The housing market has gradually recovered from the crash over the past 10 years. Even though property values recovered from the crash over a short time, under state law, taxes cannot increase by more than the cost of living index.

Meanwhile, the cost of living (and operating the city) has increased substantially over the past 10 years. Rankin said, “Our costs for services have gone up. Fuel costs and labor costs have gone up. (Montrose Township’s) costs have gone up as well.”

He said, “Residents have said they want public safety restored. We try to find ways we can save money any way we can. (The city has switched to) L.E.D. lighting in the parks and downtown.”

The public safety millage proposal is four mills, which would generate $96,034 in the first year.

He showed an example of an individual home with a market value of $50,000, which converts to a taxable value of $25,000. The public safety millage would cost less than $100 a year (about $10 per month).

If the proposal passes, the city would negotiate a new contract with Montrose Township to restore 24/7 public safety coverage. If the proposal fails, the city would continue the same level of public safety service, or less, for the next three or four years, Rankin said.

Police Chief Cochran explained that when he started working for Montrose Township in 1999, the city had contracted with the Genesee County Sheriff for services. But when an emergency call came through for the City of Montrose, township police officers would jump on it, knowing they’d arrive long before the sheriff’s department.

Chief Cochran said, “We wanted to make sure we always were available for emergencies.”

Councilman Thomas Bigelow said he’s noticed that speeding has increased within city limits, under reduced police coverage.
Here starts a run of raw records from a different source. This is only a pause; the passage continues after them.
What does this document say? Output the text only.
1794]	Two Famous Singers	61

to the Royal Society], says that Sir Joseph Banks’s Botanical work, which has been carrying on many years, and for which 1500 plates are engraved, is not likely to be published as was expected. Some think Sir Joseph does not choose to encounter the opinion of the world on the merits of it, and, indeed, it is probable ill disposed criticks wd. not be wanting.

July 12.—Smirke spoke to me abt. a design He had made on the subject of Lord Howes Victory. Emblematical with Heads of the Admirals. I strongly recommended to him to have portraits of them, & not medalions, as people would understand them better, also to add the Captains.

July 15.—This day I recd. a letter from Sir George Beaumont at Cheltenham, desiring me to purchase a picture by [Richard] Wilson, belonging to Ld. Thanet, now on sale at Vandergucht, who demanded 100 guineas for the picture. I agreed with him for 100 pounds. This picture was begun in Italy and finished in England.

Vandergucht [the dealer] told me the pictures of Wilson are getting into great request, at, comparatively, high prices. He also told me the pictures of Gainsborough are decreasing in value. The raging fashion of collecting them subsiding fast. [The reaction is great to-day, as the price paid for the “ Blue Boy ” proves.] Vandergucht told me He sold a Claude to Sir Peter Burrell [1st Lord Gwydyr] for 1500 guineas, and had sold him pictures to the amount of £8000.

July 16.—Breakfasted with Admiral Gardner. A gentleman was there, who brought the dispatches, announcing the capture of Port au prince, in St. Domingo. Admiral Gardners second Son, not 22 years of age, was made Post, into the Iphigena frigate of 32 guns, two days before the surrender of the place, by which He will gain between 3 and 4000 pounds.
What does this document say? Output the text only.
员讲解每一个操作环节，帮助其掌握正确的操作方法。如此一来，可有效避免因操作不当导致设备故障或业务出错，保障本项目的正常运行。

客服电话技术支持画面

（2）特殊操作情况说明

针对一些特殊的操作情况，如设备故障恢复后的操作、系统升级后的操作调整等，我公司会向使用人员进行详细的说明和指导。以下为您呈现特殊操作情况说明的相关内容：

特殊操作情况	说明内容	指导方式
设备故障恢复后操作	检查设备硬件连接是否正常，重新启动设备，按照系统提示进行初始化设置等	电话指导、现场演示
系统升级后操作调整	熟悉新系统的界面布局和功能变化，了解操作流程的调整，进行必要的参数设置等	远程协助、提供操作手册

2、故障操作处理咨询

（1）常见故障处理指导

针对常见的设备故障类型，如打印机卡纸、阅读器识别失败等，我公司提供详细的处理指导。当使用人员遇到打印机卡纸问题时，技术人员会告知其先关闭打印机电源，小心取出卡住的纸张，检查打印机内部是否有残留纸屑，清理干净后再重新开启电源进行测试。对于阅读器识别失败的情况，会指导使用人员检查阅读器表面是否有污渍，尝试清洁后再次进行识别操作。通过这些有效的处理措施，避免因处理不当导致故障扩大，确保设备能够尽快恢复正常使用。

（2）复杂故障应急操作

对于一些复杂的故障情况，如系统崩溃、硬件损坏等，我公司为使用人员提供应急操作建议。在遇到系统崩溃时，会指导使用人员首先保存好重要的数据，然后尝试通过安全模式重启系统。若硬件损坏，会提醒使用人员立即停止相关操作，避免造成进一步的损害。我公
Mayor Colleen Brown said, “Of course we’d all like to get back to full coverage. That leads us to the millage proposal. The intention is that this (four mills) should be enough to return to 24 hour/seven day a week coverage.”

An unidentified woman in the audience asked if her taxes would increase if the millage passes.

Brown responded, “Yes, on average, about $134 (a year).”

Bigelow said, “We’re probably the only municipality in Genesee County without a public safety millage. That’s why we’re requesting a dedicated public safety millage.”

Brown said, “The City of Montrose hasn’t had a public safety millage before.”

Rankin said he’s requested proposals from other police departments for other options; no others were interested. A woman said, “We like our police.”

Brown said, “My point is this (staying with Montrose Township) is the best option. They’re two miles down the road.”

Councilwoman Debbie Gross explained that the city’s public safety contract with Montrose Township expires on Dec. 31. “Their costs are going up. Our costs are going up. (The cost of public safety) is taking more than 50 percent of our budget. We’re not fixing roads. There’s a lot we’re taking into consideration here.”

Brown said, “It’s a five-year millage. If approved, I would hope we’d negotiate a five-year contract.”

Fire Chief Taylor informed the group, “Our fire truck is 32 years old. We can’t get parts anymore. A new one costs $600,000. If we don’t get a grant for the air packs, there’s no money for a firetruck.”